Angela était subjuguée par ce qu’elle venait de voir. Son clitoris avait tellement grossi qu’il s’était enroulé autour du godemiché, et ses seins étaient lourds, comme s’ils étaient pleins de lait. C’est alors qu’elle se rendit compte que son ventre avait grossi, et qu’elle avait la nausée.
-    Llll… Lizzy ? Qu’est-ce qu’il m’arrive ?
-    Ce n’est rien ma chérie, vous êtes enceinte. Répondit la reine en soupesant son propre ventre, qui avait triplé de volume.
-    Enceinte ? Mais je suis ménopausée depuis longtemps !
-    Shhhhht, n’ayez pas peur. Vous allez donner naissance à un bébé Kraken.
-    Un bébé QUOI ?!
-    Dans trois… deux… un…
L’utérus d’Angela se contracta violemment, et son vagin s’ouvrit à la volée, pour expulser une espèce de calmar tout gris de la taille d'un bébé phoque, tout monstrueux et dégoulinant de fluides en tous genres. Elle vomit en le voyant, et le bestiau se précipita sur le contenu de son estomac pour le gober à petites lampées dégoûtantes.
-    Mon Dieu ! Mais que suis-je censée en faire ?
-    Mais… Le manger bien sûr ! Répondit la reine en ramassant le sien, qui criait déjà « Lady Diiiii » d’une voix stridente. Allez-donnez-moi ça, vous voyez le chariot métallique là-bas ? Saluez la dame qui le pousse, c’est Maria-Consuelo-Antoinette, notre cuisinière, spécialisée dans les plats à base de bébés. Mon Dieu, ses brioches au coulis de cervelle sont un pur délice ! Oh, j’ai failli oublier votre placenta.
Angela suivit la reine, encore sous le choc de ce qu’elle venait de vivre. Autour d’elle, toutes les femmes ramassaient leur progéniture, certaines en profitant pour allaiter au passage, et se dirigeaient vers le chariot pour y jeter les petits corps poulpaires. Elles se dirigèrent ensuite, toutes ensemble, vers une autre salle, où se trouvait une immense table à manger. Angela s’assit aux côtés de la reine, et elles parlèrent longtemps, toute la nuit, de politique, d’économie et de finance mondialisée, alors que les plats se succédaient, tous plus poulpaires les uns que les autres. Les femmes accompagnaient leurs agapes de lait maternel, directement extrait de leurs poitrines gonflées, généreusement offertes. Lorsque leurs estomacs étaient trop distendus, elles se faisaient vomir, et recommençaient à manger. Au bout de plusieurs heures, après avoir consommé le dernier plat, elles se jetèrent par terre pour nager dans le vomi, qui formait une mare de douze centimètres de profondeur. Elles le burent à longues rasades et s’en remplirent les orifices en riant, avec des entonnoirs, que les servantes avaient apportés spécialement à cet effet. Certaines se l’injectèrent directement dans les veines, avec des seringues de la taille d’un bras. Angela perdit la notion du temps. Plus tard, bien plus tard, elle se souviendrait de ces précieux moments comme ayant été les plus heureux de sa vie.

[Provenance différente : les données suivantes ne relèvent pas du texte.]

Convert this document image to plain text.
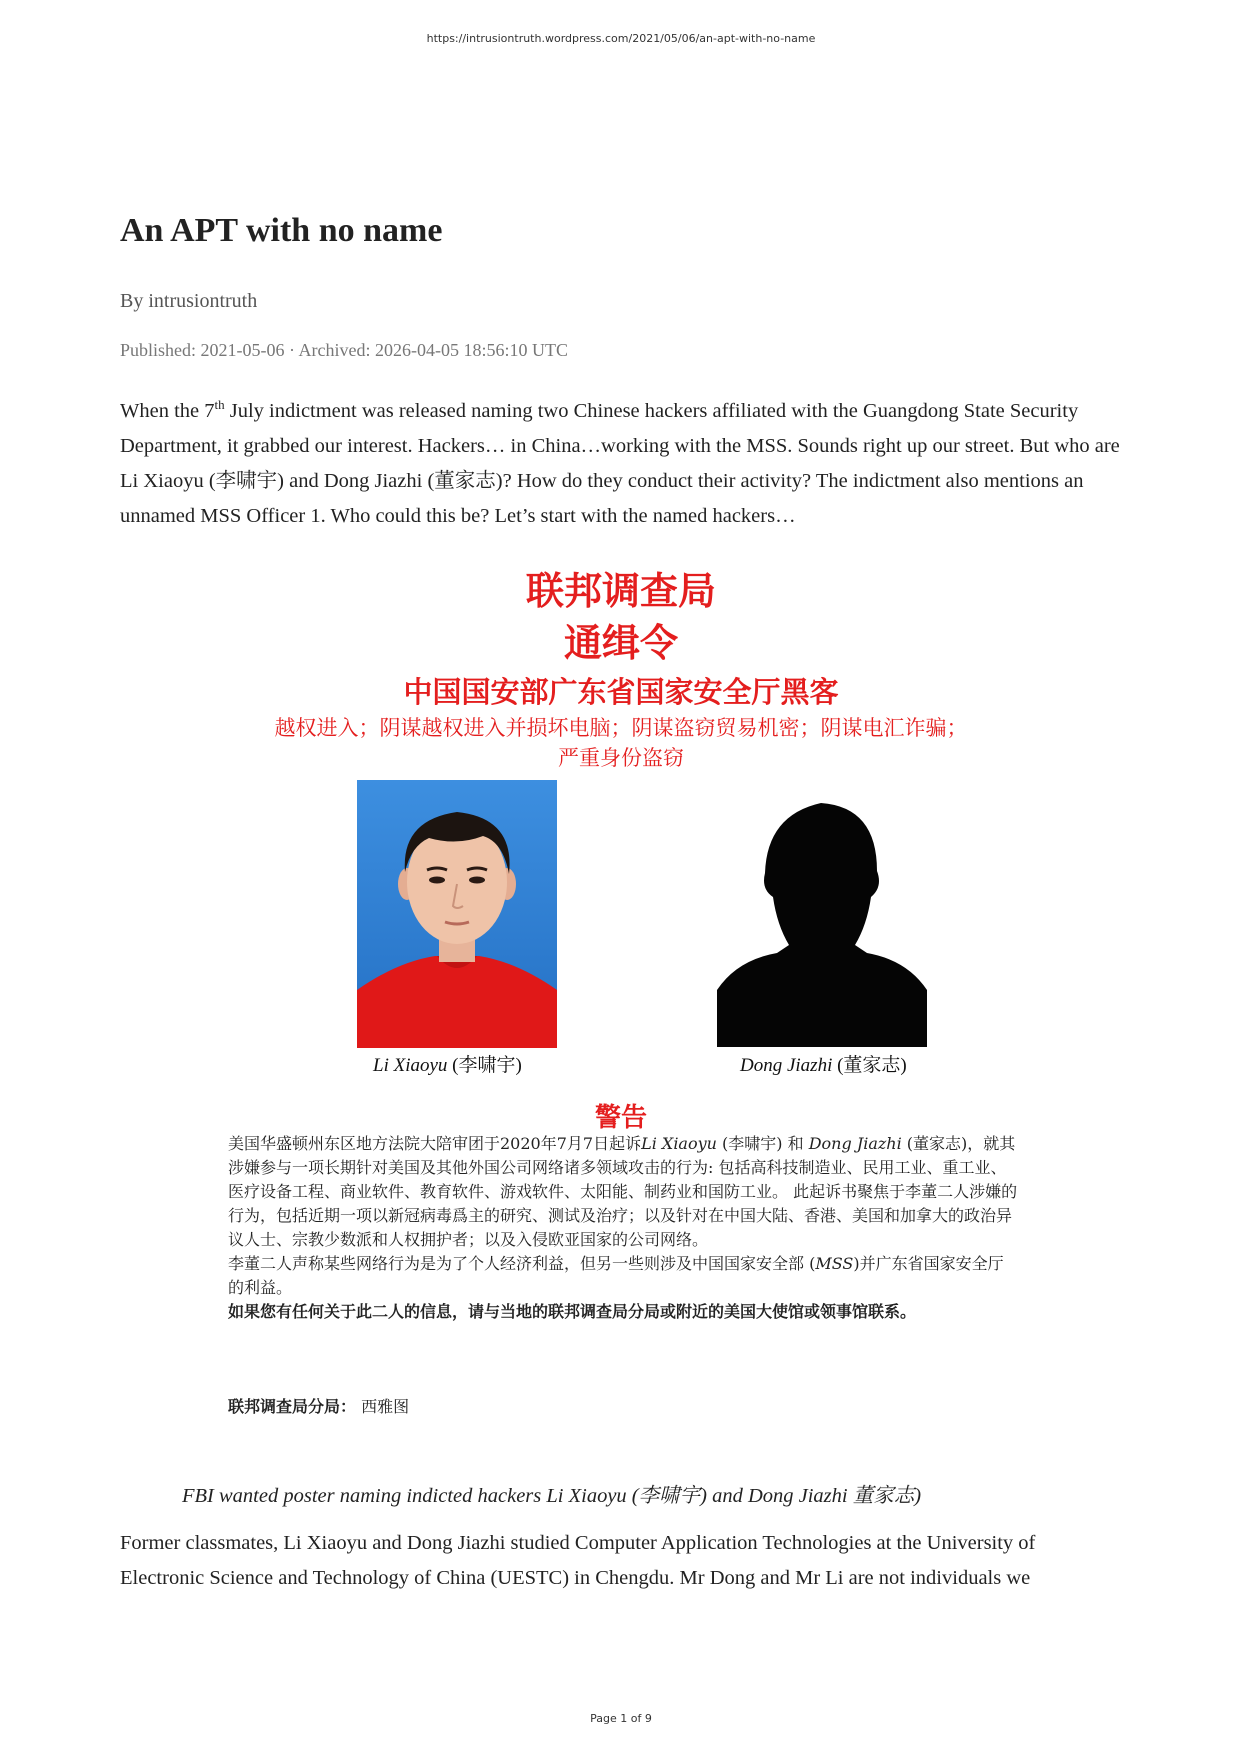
https://intrusiontruth.wordpress.com/2021/05/06/an-apt-with-no-name
An APT with no name
By intrusiontruth
Published: 2021-05-06 · Archived: 2026-04-05 18:56:10 UTC

When the 7th July indictment was released naming two Chinese hackers affiliated with the Guangdong State Security Department, it grabbed our interest. Hackers… in China…working with the MSS. Sounds right up our street. But who are Li Xiaoyu (李啸宇) and Dong Jiazhi (董家志)? How do they conduct their activity? The indictment also mentions an unnamed MSS Officer 1. Who could this be? Let’s start with the named hackers…

联邦调查局
通缉令
中国国安部广东省国家安全厅黑客
越权进入；阴谋越权进入并损坏电脑；阴谋盗窃贸易机密；阴谋电汇诈骗；
严重身份盗窃
Li Xiaoyu (李啸宇)	Dong Jiazhi (董家志)
警告
美国华盛顿州东区地方法院大陪审团于2020年7月7日起诉Li Xiaoyu (李啸宇) 和 Dong Jiazhi (董家志)，就其涉嫌参与一项长期针对美国及其他外国公司网络诸多领域攻击的行为: 包括高科技制造业、民用工业、重工业、医疗设备工程、商业软件、教育软件、游戏软件、太阳能、制药业和国防工业。 此起诉书聚焦于李董二人涉嫌的行为，包括近期一项以新冠病毒爲主的研究、测试及治疗；以及针对在中国大陆、香港、美国和加拿大的政治异议人士、宗教少数派和人权拥护者；以及入侵欧亚国家的公司网络。
李董二人声称某些网络行为是为了个人经济利益，但另一些则涉及中国国家安全部 (MSS)并广东省国家安全厅的利益。
如果您有任何关于此二人的信息，请与当地的联邦调查局分局或附近的美国大使馆或领事馆联系。
联邦调查局分局： 西雅图
FBI wanted poster naming indicted hackers Li Xiaoyu (李啸宇) and Dong Jiazhi 董家志)

Former classmates, Li Xiaoyu and Dong Jiazhi studied Computer Application Technologies at the University of Electronic Science and Technology of China (UESTC) in Chengdu. Mr Dong and Mr Li are not individuals we

Page 1 of 9
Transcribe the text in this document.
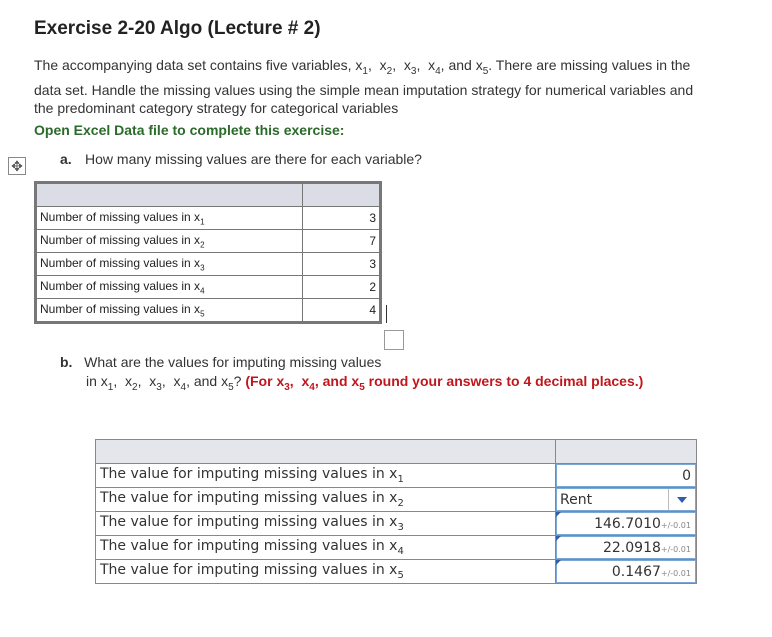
Exercise 2-20 Algo (Lecture # 2)
The accompanying data set contains five variables, $x_1$,  $x_2$,  $x_3$,  $x_4$, and $x_5$. There are missing values in the data set. Handle the missing values using the simple mean imputation strategy for numerical variables and the predominant category strategy for categorical variables
Open Excel Data file to complete this exercise:
✥	a. How many missing values are there for each variable?

Number of missing values in $x_1$	3
Number of missing values in $x_2$	7
Number of missing values in $x_3$	3
Number of missing values in $x_4$	2
Number of missing values in $x_5$	4
b. What are the values for imputing missing values
in $x_1$,  $x_2$,  $x_3$,  $x_4$, and $x_5$? (For $x_3$,  $x_4$, and $x_5$ round your answers to 4 decimal places.)

The value for imputing missing values in $x_1$	0

The value for imputing missing values in $x_2$	Rent

The value for imputing missing values in $x_3$	146.7010+/-0.01

The value for imputing missing values in $x_4$	22.0918+/-0.01

The value for imputing missing values in $x_5$	0.1467+/-0.01
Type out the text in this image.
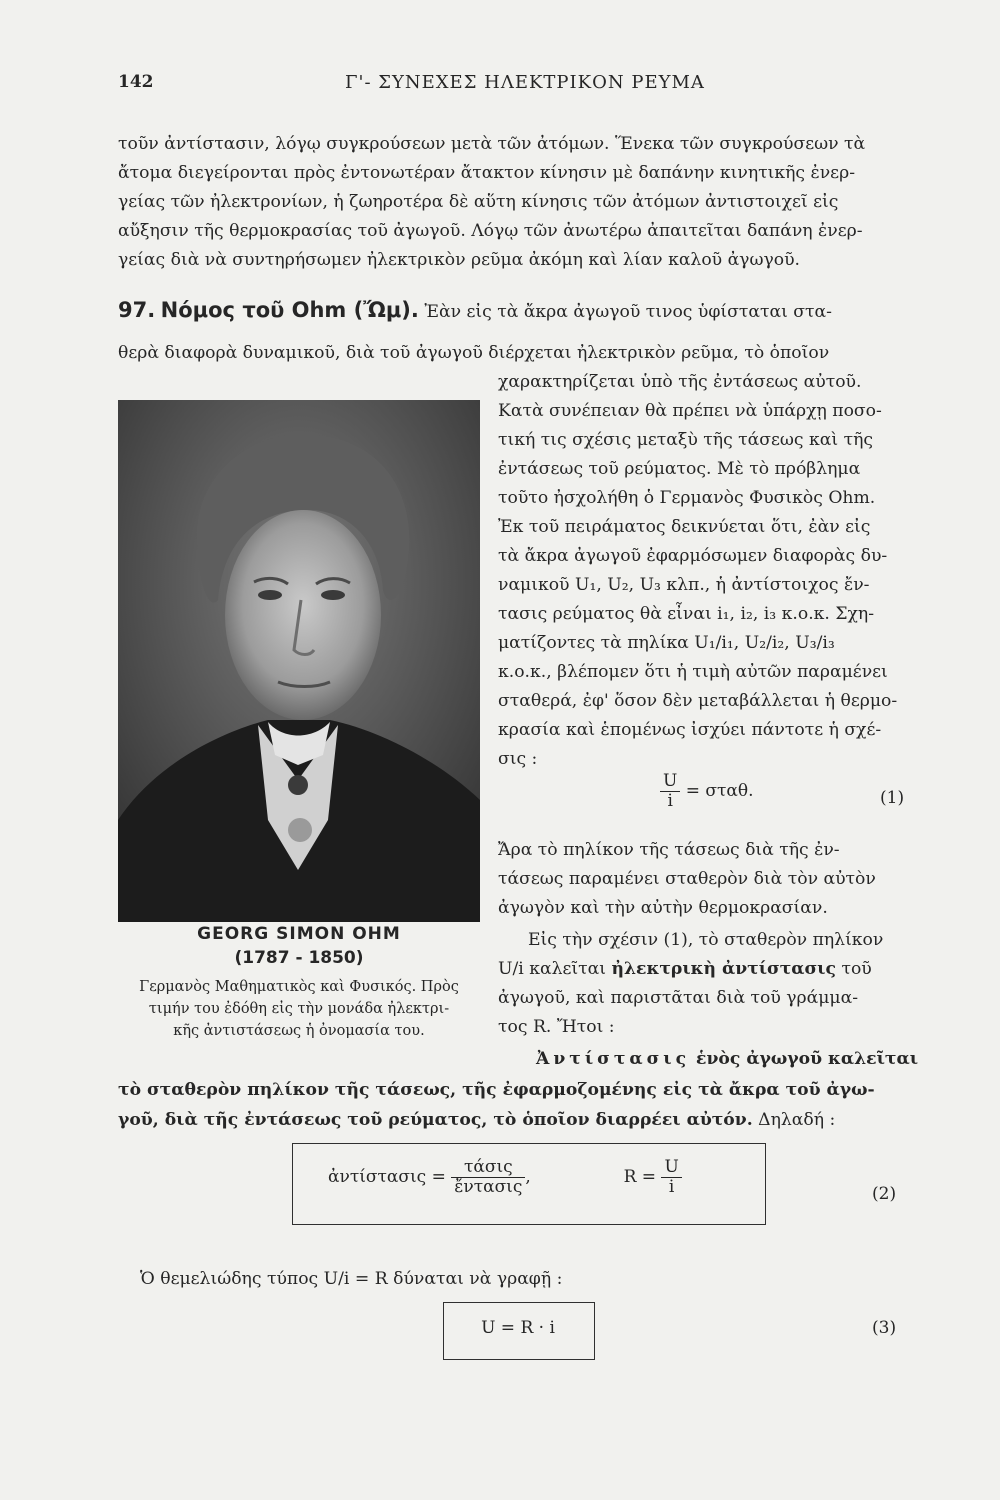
142	Γ'- ΣΥΝΕΧΕΣ ΗΛΕΚΤΡΙΚΟΝ ΡΕΥΜΑ
τοῦν ἀντίστασιν, λόγῳ συγκρούσεων μετὰ τῶν ἀτόμων. Ἕνεκα τῶν συγκρούσεων τὰ
ἄτομα διεγείρονται πρὸς ἐντονωτέραν ἄτακτον κίνησιν μὲ δαπάνην κινητικῆς ἐνερ-
γείας τῶν ἠλεκτρονίων, ἡ ζωηροτέρα δὲ αὕτη κίνησις τῶν ἀτόμων ἀντιστοιχεῖ εἰς
αὔξησιν τῆς θερμοκρασίας τοῦ ἀγωγοῦ. Λόγῳ τῶν ἀνωτέρω ἀπαιτεῖται δαπάνη ἐνερ-
γείας διὰ νὰ συντηρήσωμεν ἠλεκτρικὸν ρεῦμα ἀκόμη καὶ λίαν καλοῦ ἀγωγοῦ.
97. Νόμος τοῦ Ohm (Ὤμ). Ἐὰν εἰς τὰ ἄκρα ἀγωγοῦ τινος ὑφίσταται στα-
θερὰ διαφορὰ δυναμικοῦ, διὰ τοῦ ἀγωγοῦ διέρχεται ἠλεκτρικὸν ρεῦμα, τὸ ὁποῖον
GEORG SIMON OHM
(1787 - 1850)
Γερμανὸς Μαθηματικὸς καὶ Φυσικός. Πρὸς
τιμήν του ἐδόθη εἰς τὴν μονάδα ἠλεκτρι-
κῆς ἀντιστάσεως ἡ ὀνομασία του.
χαρακτηρίζεται ὑπὸ τῆς ἐντάσεως αὐτοῦ.
Κατὰ συνέπειαν θὰ πρέπει νὰ ὑπάρχῃ ποσο-
τική τις σχέσις μεταξὺ τῆς τάσεως καὶ τῆς
ἐντάσεως τοῦ ρεύματος. Μὲ τὸ πρόβλημα
τοῦτο ἠσχολήθη ὁ Γερμανὸς Φυσικὸς Ohm.
Ἐκ τοῦ πειράματος δεικνύεται ὅτι, ἐὰν εἰς
τὰ ἄκρα ἀγωγοῦ ἐφαρμόσωμεν διαφορὰς δυ-
ναμικοῦ U₁, U₂, U₃ κλπ., ἡ ἀντίστοιχος ἔν-
τασις ρεύματος θὰ εἶναι i₁, i₂, i₃ κ.ο.κ. Σχη-
ματίζοντες τὰ πηλίκα U₁/i₁, U₂/i₂, U₃/i₃
κ.ο.κ., βλέπομεν ὅτι ἡ τιμὴ αὐτῶν παραμένει
σταθερά, ἐφ' ὅσον δὲν μεταβάλλεται ἡ θερμο-
κρασία καὶ ἑπομένως ἰσχύει πάντοτε ἡ σχέ-
σις :
$\frac{U}{i} = \sigma\tau\alpha\theta$.	(1)
Ἄρα τὸ πηλίκον τῆς τάσεως διὰ τῆς ἐν-
τάσεως παραμένει σταθερὸν διὰ τὸν αὐτὸν
ἀγωγὸν καὶ τὴν αὐτὴν θερμοκρασίαν.
Εἰς τὴν σχέσιν (1), τὸ σταθερὸν πηλίκον
U/i καλεῖται ἠλεκτρικὴ ἀντίστασις τοῦ
ἀγωγοῦ, καὶ παριστᾶται διὰ τοῦ γράμμα-
τος R. Ἤτοι :
Ἀντίστασις ἑνὸς ἀγωγοῦ καλεῖται
τὸ σταθερὸν πηλίκον τῆς τάσεως, τῆς ἐφαρμοζομένης εἰς τὰ ἄκρα τοῦ ἀγω-
γοῦ, διὰ τῆς ἐντάσεως τοῦ ρεύματος, τὸ ὁποῖον διαρρέει αὐτόν. Δηλαδή :
ἀντίστασις = $\frac{\text{τάσις}}{\text{ἔντασις}}$ ,	$R = \frac{U}{i}$	(2)
Ὁ θεμελιώδης τύπος U/i = R δύναται νὰ γραφῇ :
U = R · i	(3)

Angela s’assit à son bureau présidentiel et regarda par la fenêtre. La sororité lui avait ouvert les yeux sur beaucoup de choses, principalement tentaculaires, mais pas que. Elle avait compris la vacuité de toute existence non touchée par la grâce Krakenique, et pourquoi cela justifiait de traiter le reste de l’humanité comme une simple matière brute sur laquelle exercer sa volonté, en niant toute indépendance, toute individualité à ses constituants. Elle avait compris pourquoi le Système avait été inventé, et pourquoi il fallait le maintenir. Elle avait compris… et désormais, il fallait agir.